De pronto me acordé de la noche en que visité a Amanda Conroy y le dije medio en broma que la separación de poderes entre Mosala y los Cosmólogos Antropológicos era algo positivo. Más tarde, Buzzo había postulado en tono de burla una teoría que se sustentaba a sí misma, se defendía, descartaba a todas las rivales y se negaba a que la absorbieran.

—Pero ¿de quién es la teoría que va a unificar la física y la información? —dije—. La TOE de Mosala no intenta «establecer su propia autoridad».

—Nunca fue su intención hacerlo —dijo Akili, sin que mi comentario le pareciera un obstáculo—, pero no entendió bien el alcance de su obra, o alguien de la red cogerá su TOE puramente física y la ampliará para que abarque la teoría de la información. Es cuestión de días o de horas.

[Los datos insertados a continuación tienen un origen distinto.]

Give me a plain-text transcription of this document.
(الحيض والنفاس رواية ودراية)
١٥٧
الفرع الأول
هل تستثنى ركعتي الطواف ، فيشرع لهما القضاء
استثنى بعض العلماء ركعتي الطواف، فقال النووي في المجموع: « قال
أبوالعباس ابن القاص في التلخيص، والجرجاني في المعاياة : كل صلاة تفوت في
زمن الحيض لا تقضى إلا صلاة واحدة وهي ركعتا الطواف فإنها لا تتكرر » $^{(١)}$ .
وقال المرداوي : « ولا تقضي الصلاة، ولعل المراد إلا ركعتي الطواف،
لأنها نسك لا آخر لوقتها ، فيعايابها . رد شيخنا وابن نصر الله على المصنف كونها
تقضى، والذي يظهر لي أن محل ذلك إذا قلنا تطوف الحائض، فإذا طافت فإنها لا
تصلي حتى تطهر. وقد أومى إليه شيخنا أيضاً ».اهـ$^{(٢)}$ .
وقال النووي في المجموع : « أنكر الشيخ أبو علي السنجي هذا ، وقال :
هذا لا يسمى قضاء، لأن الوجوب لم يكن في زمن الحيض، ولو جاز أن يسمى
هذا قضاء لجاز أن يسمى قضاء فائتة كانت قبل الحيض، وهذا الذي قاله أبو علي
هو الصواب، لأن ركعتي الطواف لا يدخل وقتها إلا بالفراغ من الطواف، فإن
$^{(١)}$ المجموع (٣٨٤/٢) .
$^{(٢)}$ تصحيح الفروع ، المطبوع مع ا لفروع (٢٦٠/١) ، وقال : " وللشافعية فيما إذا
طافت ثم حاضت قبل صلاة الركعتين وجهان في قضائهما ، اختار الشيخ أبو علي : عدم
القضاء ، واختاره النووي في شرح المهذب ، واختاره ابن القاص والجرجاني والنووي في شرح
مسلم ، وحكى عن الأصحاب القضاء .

Miré al suelo. De repente me sentí enfadado y me cayeron encima todos los horrores mundanos del día.

—¿Cómo puedes estar aquí sentada dando vueltas a todas esas sandeces? ¿Qué ha pasado con la technolibération? ¿Con la solidaridad con los renegados? ¿Con acabar con el bloqueo? —Mis habilidades y contactos insignificantes se habían quedado en nada ante la invasión, pero me imaginaba que Akili tendría mil veces más recursos, que desempeñaría un papel crucial en el núcleo de la resistencia y orquestaría un contraataque brillante.

—¿Qué esperas que haga? —dijo con calma—. No soy soldado ni sé cómo ganar la guerra de Anarkia. Pronto habrá más personas con Angustia que habitantes hay en la isla, y si CA no intenta analizar la plaga de la información, nadie más lo hará.

—¿Ahora estás dispuesta a creer que entenderlo todo nos enloquecerá? —Me reí con amargura—. ¿Que las sectas de la ignorancia tenían razón? ¿Que la TOE nos enviará al abismo entre gritos y pataleos? Justo cuando me había hecho a la idea de que algo así no podía ocurrir.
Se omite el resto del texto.